By his pioneering observations of wild boar Heinz Meynhardt, a hobby biologist, has not only turned into a luminary of GDR biology but also into a well-known figure in public TV. In the 10-episodes-serial Wildschweingeschichten / Boar Story he tells about his experiences with a horde of wild boar.  This episode shows how tusker Emil from Meynhardt’s horde has been captured and put into the zoo and there founds a new horde with wild sow Emma.

Creature Comforts

Nick Park, UK 1989, 5 min

Nick Park’s first Oscar winning film.
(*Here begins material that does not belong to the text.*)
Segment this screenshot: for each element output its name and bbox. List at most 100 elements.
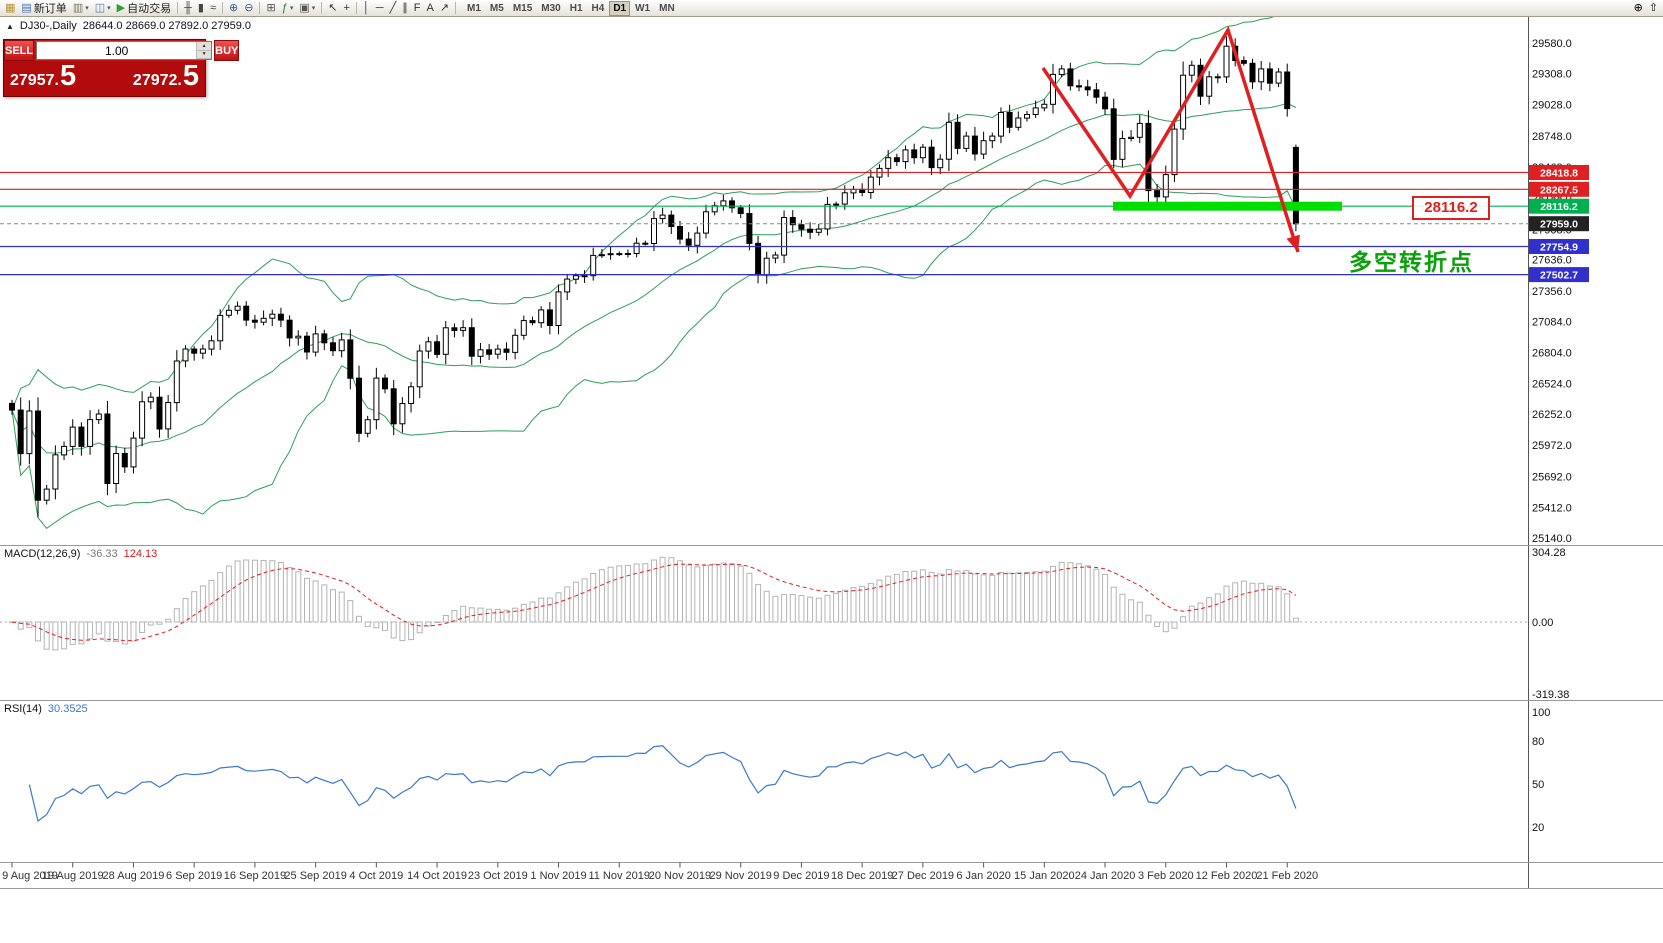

A series of interviews with the animals in an English zoo. Used to open spaces and sunnier climes, they comment on accommodation, diet and of course - the English weather.

Monkey Performance

Joanna Rytel, SE 2002, 3 min

My work can be divided in three main characters. One is my interest in the relation between animals and humans. I have made performances for animals and filmed their reactions. In Animal Performance I play music, dance and strip for monkeys, cows, goats and horses. (Joanna Rytel)

The Non-Toed Fur-Coatie

Neozoon Collective, DE 2010, 3 min

In spring 2010 the artists’ group NEOZOON installed mechanically moving fur coats in a cage at the Münster Zoo, disrupting the seeing habits of the visitors. The film allows viewers to look into the coat-animals’ enclosure and at the same time documents the reactions of the zoo visitors in front of the cage.